Machine Readable Documents

Once we are using engines to process legal matters anyway, it will make sense to just go all the way and make all legal documents machine readable. Gone are the fuzzy shades in meaning between contains and includes, or the differences between shall and must, to be replaced by the definitive  and =.

Proactive Practice of Law

In this world, firms will stop being reactive. The idea of waiting for a client to approach the firm before working on a matter will be unthinkable. Legal engineers will build engines based on legislation and firm sales associates (or Partners) will pitch those engines to potential clients.

Is this Science Fiction?

Simply put: computers process information more consistently, accurately, and faster than people do. They are networkable, scalable, and manageable in large numbers by relatively few administrators. If I am right in my assessment that what we actually sell to clients is Legal Processing, then no, this is not science fiction. In order to compete in an exponentially changing industry, we will have to move the bulk of our processing from biological to digital processing units.

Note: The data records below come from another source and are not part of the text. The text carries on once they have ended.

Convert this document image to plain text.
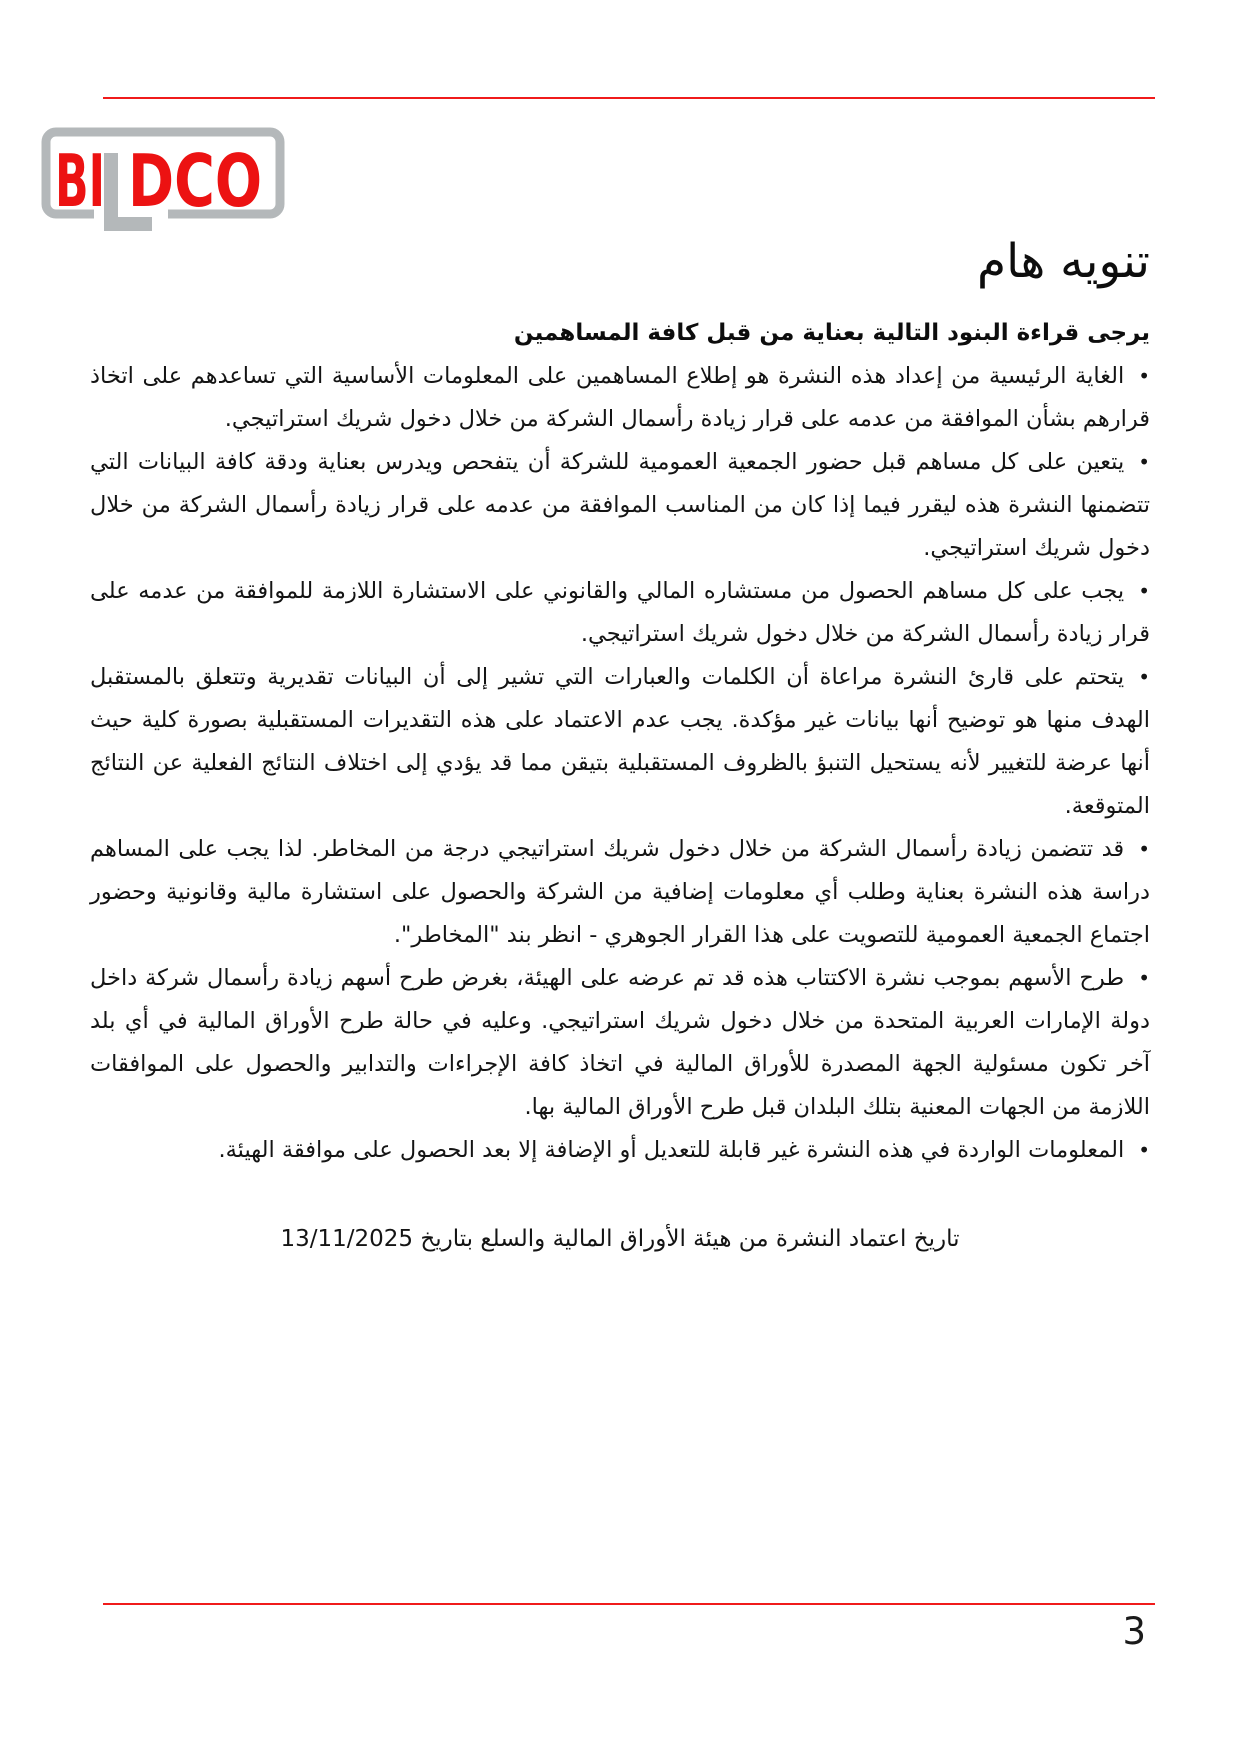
BI DCO
تنويه هام

يرجى قراءة البنود التالية بعناية من قبل كافة المساهمين

• الغاية الرئيسية من إعداد هذه النشرة هو إطلاع المساهمين على المعلومات الأساسية التي تساعدهم على اتخاذ قرارهم بشأن الموافقة من عدمه على قرار زيادة رأسمال الشركة من خلال دخول شريك استراتيجي.
• يتعين على كل مساهم قبل حضور الجمعية العمومية للشركة أن يتفحص ويدرس بعناية ودقة كافة البيانات التي تتضمنها النشرة هذه ليقرر فيما إذا كان من المناسب الموافقة من عدمه على قرار زيادة رأسمال الشركة من خلال دخول شريك استراتيجي.
• يجب على كل مساهم الحصول من مستشاره المالي والقانوني على الاستشارة اللازمة للموافقة من عدمه على قرار زيادة رأسمال الشركة من خلال دخول شريك استراتيجي.
• يتحتم على قارئ النشرة مراعاة أن الكلمات والعبارات التي تشير إلى أن البيانات تقديرية وتتعلق بالمستقبل الهدف منها هو توضيح أنها بيانات غير مؤكدة. يجب عدم الاعتماد على هذه التقديرات المستقبلية بصورة كلية حيث أنها عرضة للتغيير لأنه يستحيل التنبؤ بالظروف المستقبلية بتيقن مما قد يؤدي إلى اختلاف النتائج الفعلية عن النتائج المتوقعة.
• قد تتضمن زيادة رأسمال الشركة من خلال دخول شريك استراتيجي درجة من المخاطر. لذا يجب على المساهم دراسة هذه النشرة بعناية وطلب أي معلومات إضافية من الشركة والحصول على استشارة مالية وقانونية وحضور اجتماع الجمعية العمومية للتصويت على هذا القرار الجوهري - انظر بند "المخاطر".
• طرح الأسهم بموجب نشرة الاكتتاب هذه قد تم عرضه على الهيئة، بغرض طرح أسهم زيادة رأسمال شركة داخل دولة الإمارات العربية المتحدة من خلال دخول شريك استراتيجي. وعليه في حالة طرح الأوراق المالية في أي بلد آخر تكون مسئولية الجهة المصدرة للأوراق المالية في اتخاذ كافة الإجراءات والتدابير والحصول على الموافقات اللازمة من الجهات المعنية بتلك البلدان قبل طرح الأوراق المالية بها.
• المعلومات الواردة في هذه النشرة غير قابلة للتعديل أو الإضافة إلا بعد الحصول على موافقة الهيئة.

تاريخ اعتماد النشرة من هيئة الأوراق المالية والسلع بتاريخ 13/11/2025

3
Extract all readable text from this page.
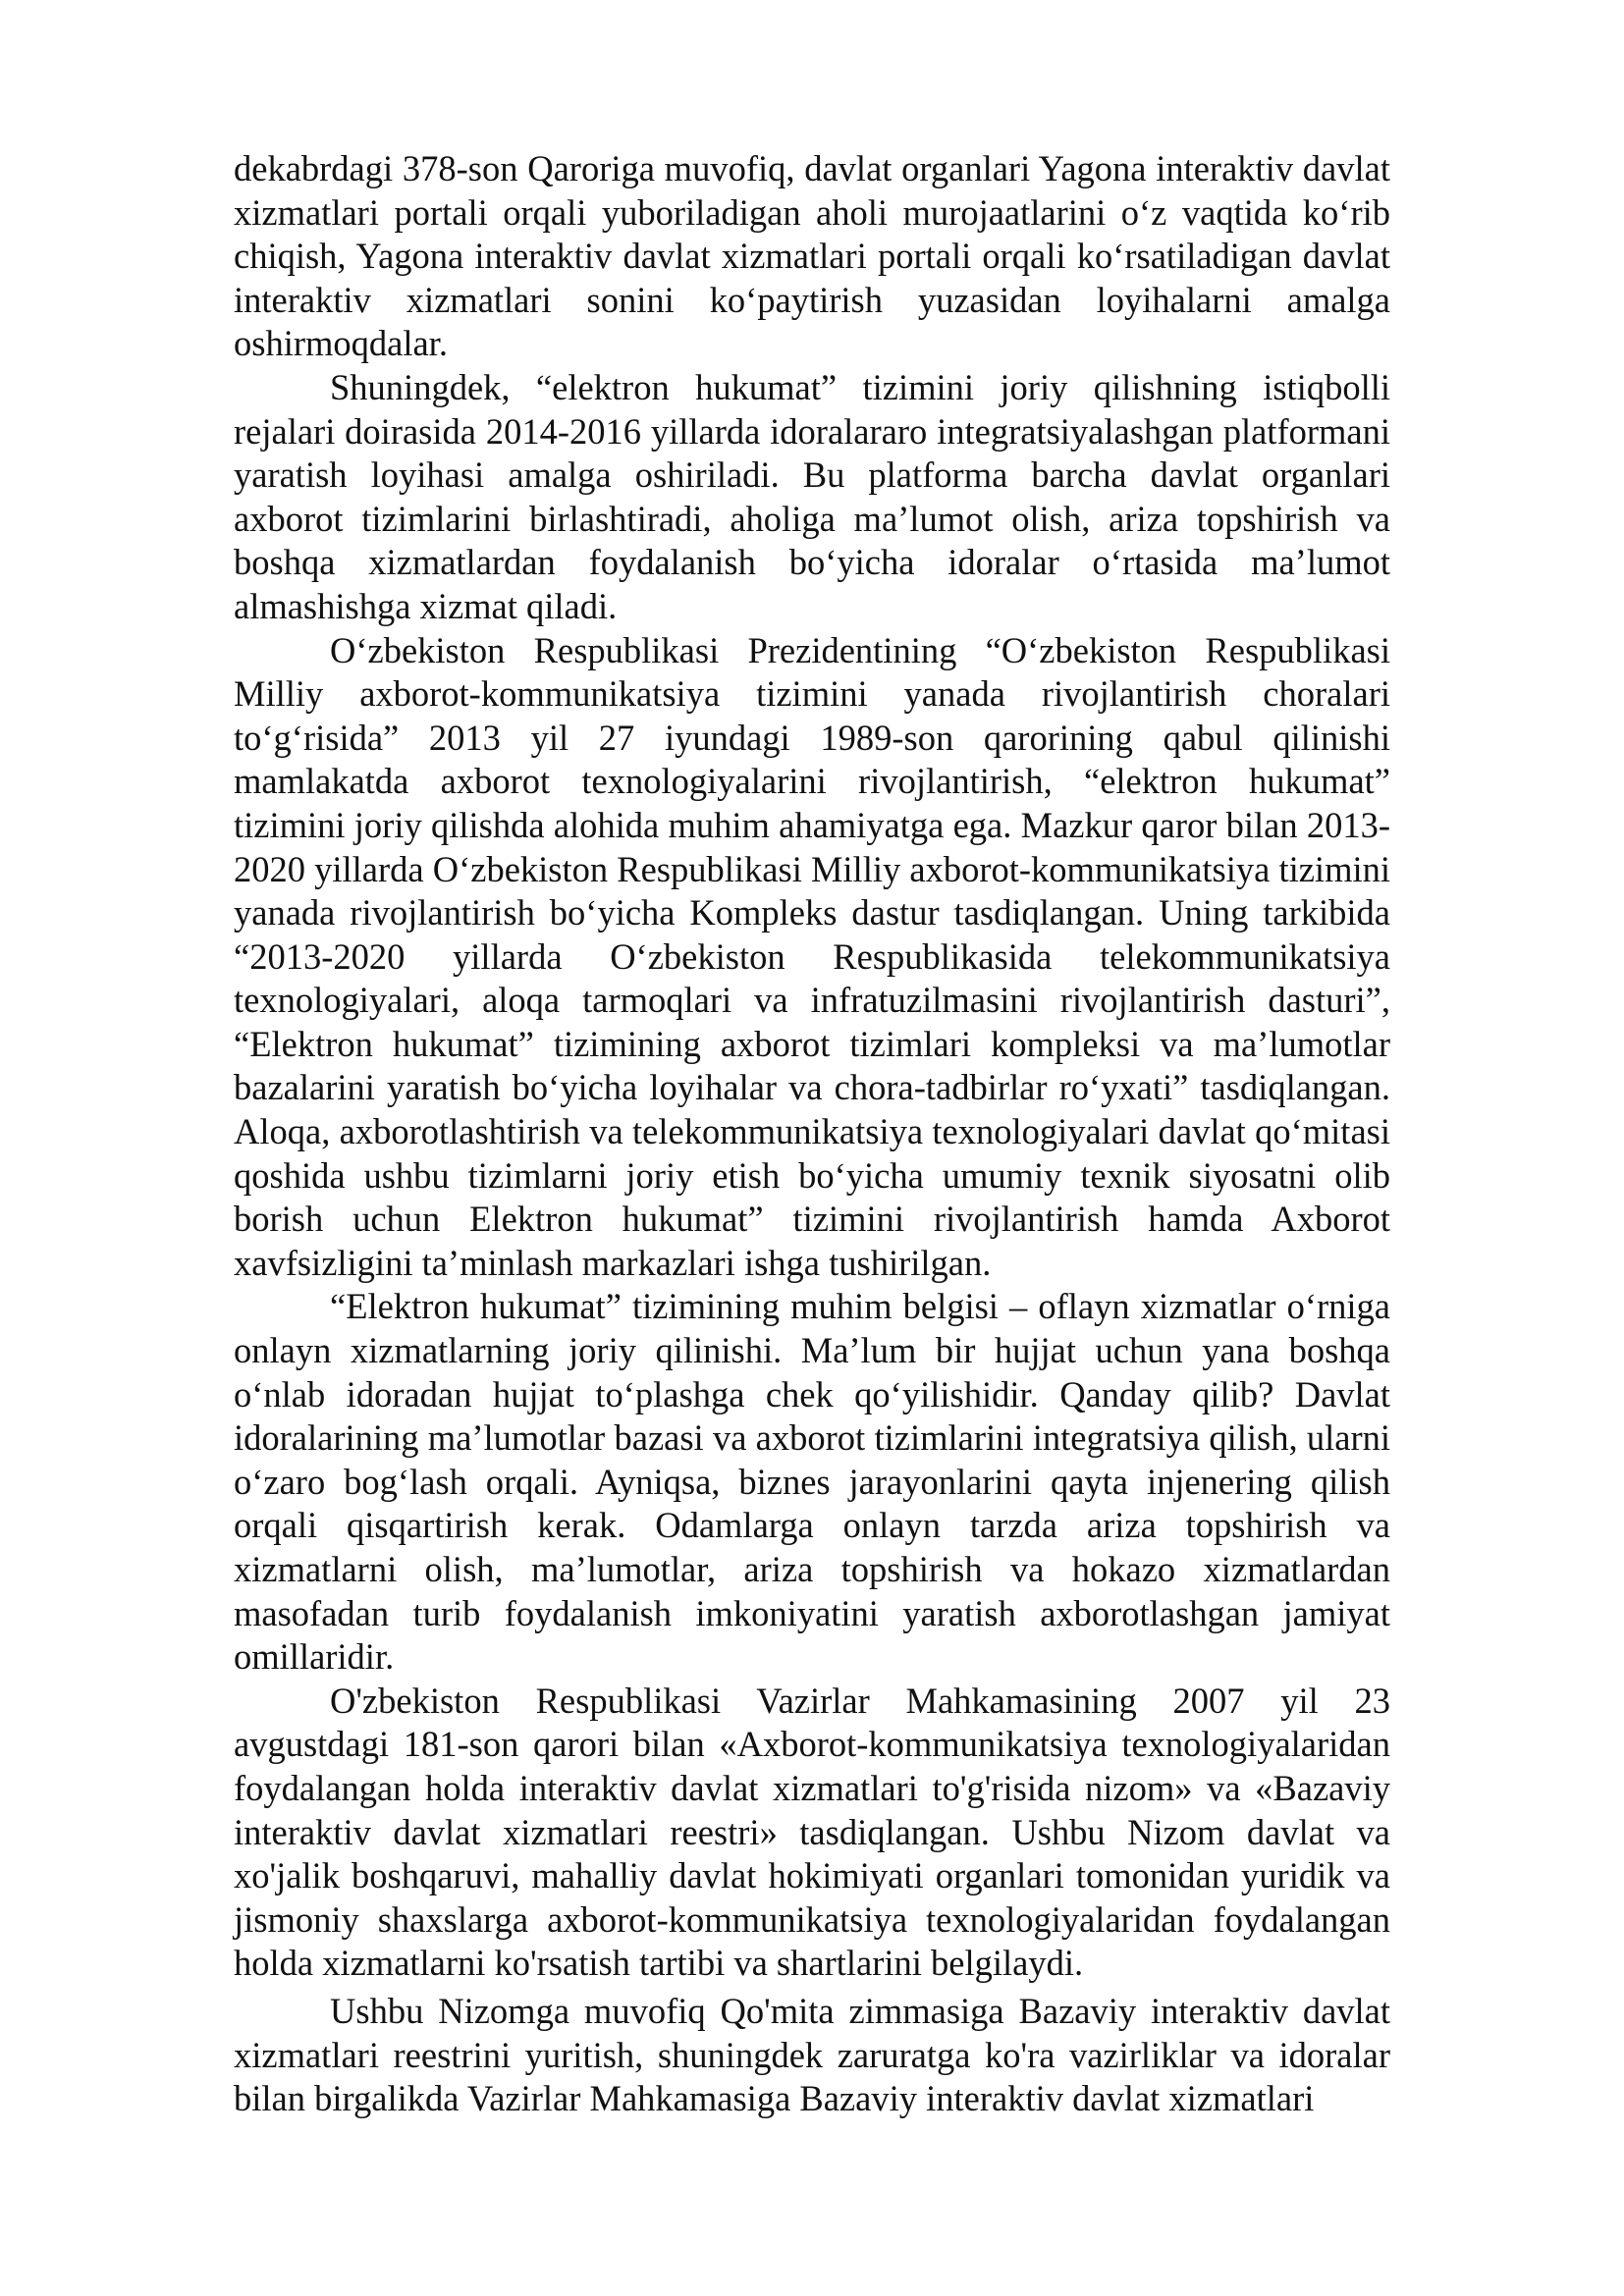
dekabrdagi 378-son Qaroriga muvofiq, davlat organlari Yagona interaktiv davlat xizmatlari portali orqali yuboriladigan aholi murojaatlarini o‘z vaqtida ko‘rib chiqish, Yagona interaktiv davlat xizmatlari portali orqali ko‘rsatiladigan davlat interaktiv xizmatlari sonini ko‘paytirish yuzasidan loyihalarni amalga oshirmoqdalar.

Shuningdek, “elektron hukumat” tizimini joriy qilishning istiqbolli rejalari doirasida 2014-2016 yillarda idoralararo integratsiyalashgan platformani yaratish loyihasi amalga oshiriladi. Bu platforma barcha davlat organlari axborot tizimlarini birlashtiradi, aholiga ma’lumot olish, ariza topshirish va boshqa xizmatlardan foydalanish bo‘yicha idoralar o‘rtasida ma’lumot almashishga xizmat qiladi.

O‘zbekiston Respublikasi Prezidentining “O‘zbekiston Respublikasi Milliy axborot-kommunikatsiya tizimini yanada rivojlantirish choralari to‘g‘risida” 2013 yil 27 iyundagi 1989-son qarorining qabul qilinishi mamlakatda axborot texnologiyalarini rivojlantirish, “elektron hukumat” tizimini joriy qilishda alohida muhim ahamiyatga ega. Mazkur qaror bilan 2013-2020 yillarda O‘zbekiston Respublikasi Milliy axborot-kommunikatsiya tizimini yanada rivojlantirish bo‘yicha Kompleks dastur tasdiqlangan. Uning tarkibida “2013-2020 yillarda O‘zbekiston Respublikasida telekommunikatsiya texnologiyalari, aloqa tarmoqlari va infratuzilmasini rivojlantirish dasturi”, “Elektron hukumat” tizimining axborot tizimlari kompleksi va ma’lumotlar bazalarini yaratish bo‘yicha loyihalar va chora-tadbirlar ro‘yxati” tasdiqlangan. Aloqa, axborotlashtirish va telekommunikatsiya texnologiyalari davlat qo‘mitasi qoshida ushbu tizimlarni joriy etish bo‘yicha umumiy texnik siyosatni olib borish uchun Elektron hukumat” tizimini rivojlantirish hamda Axborot xavfsizligini ta’minlash markazlari ishga tushirilgan.

“Elektron hukumat” tizimining muhim belgisi – oflayn xizmatlar o‘rniga onlayn xizmatlarning joriy qilinishi. Ma’lum bir hujjat uchun yana boshqa o‘nlab idoradan hujjat to‘plashga chek qo‘yilishidir. Qanday qilib? Davlat idoralarining ma’lumotlar bazasi va axborot tizimlarini integratsiya qilish, ularni o‘zaro bog‘lash orqali. Ayniqsa, biznes jarayonlarini qayta injenering qilish orqali qisqartirish kerak. Odamlarga onlayn tarzda ariza topshirish va xizmatlarni olish, ma’lumotlar, ariza topshirish va hokazo xizmatlardan masofadan turib foydalanish imkoniyatini yaratish axborotlashgan jamiyat omillaridir.

O'zbekiston Respublikasi Vazirlar Mahkamasining 2007 yil 23 avgustdagi 181-son qarori bilan «Axborot-kommunikatsiya texnologiyalaridan foydalangan holda interaktiv davlat xizmatlari to'g'risida nizom» va «Bazaviy interaktiv davlat xizmatlari reestri» tasdiqlangan. Ushbu Nizom davlat va xo'jalik boshqaruvi, mahalliy davlat hokimiyati organlari tomonidan yuridik va jismoniy shaxslarga axborot-kommunikatsiya texnologiyalaridan foydalangan holda xizmatlarni ko'rsatish tartibi va shartlarini belgilaydi.

Ushbu Nizomga muvofiq Qo'mita zimmasiga Bazaviy interaktiv davlat xizmatlari reestrini yuritish, shuningdek zaruratga ko'ra vazirliklar va idoralar bilan birgalikda Vazirlar Mahkamasiga Bazaviy interaktiv davlat xizmatlari
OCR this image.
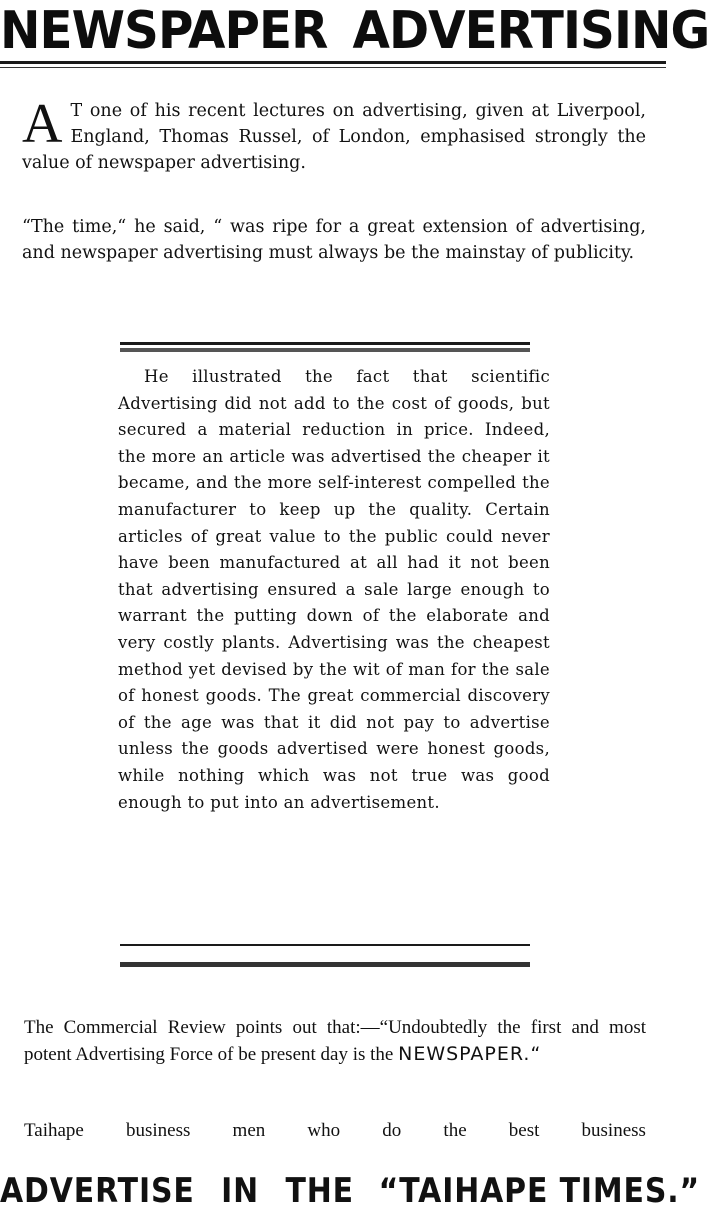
NEWSPAPER ADVERTISING
A T one of his recent lectures on advertising, given at Liverpool, England, Thomas Russel, of London, emphasised strongly the value of newspaper advertising.
“The time,“ he said, “ was ripe for a great extension of advertising, and newspaper advertising must always be the mainstay of publicity.

He illustrated the fact that scientific Advertising did not add to the cost of goods, but secured a material reduction in price. Indeed, the more an article was advertised the cheaper it became, and the more self-interest compelled the manufacturer to keep up the quality. Certain articles of great value to the public could never have been manufactured at all had it not been that advertising ensured a sale large enough to warrant the putting down of the elaborate and very costly plants. Advertising was the cheapest method yet devised by the wit of man for the sale of honest goods. The great commercial discovery of the age was that it did not pay to advertise unless the goods advertised were honest goods, while nothing which was not true was good enough to put into an advertisement.

The Commercial Review points out that:—“Undoubtedly the first and most potent Advertising Force of be present day is the NEWSPAPER.“

Taihape business men who do the best business
ADVERTISE IN THE “TAIHAPE TIMES.”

If Diamandis’ exponential framework is correct, then we are approaching a digital disruption that will fundamentally change our industry forever. The players will change. New firms will quickly morph from newcomers into industry leaders. Many of the old guard will fail to change and will subsequently fail entirely. And a few will probably stick around, doing things much as they always have for a very select, demanding, and equally slow to change clientele. At least until those clients also get disrupted.

Whether or not I am right about what we sell, or that the framework directly applies to the legal industry, is almost irrelevant. The 6 Ds Framework provides a useful model for imagining the kinds of changes that could take place in our industry, based on the kinds of technological changes that have already upended other industries.

The only thing of which I am absolutely positive is that both lawyers and IT personnel, as a general rule, do not think much beyond the next immediate hurdle. They approach the world linearly, solving problems as they arise, and planning for a steady progression of linear events. But if we are already on a path of exponential change, then our standard linear approach to managing firms will be our demise. A purely linear response to an exponential threat is the equivalent of no response at all.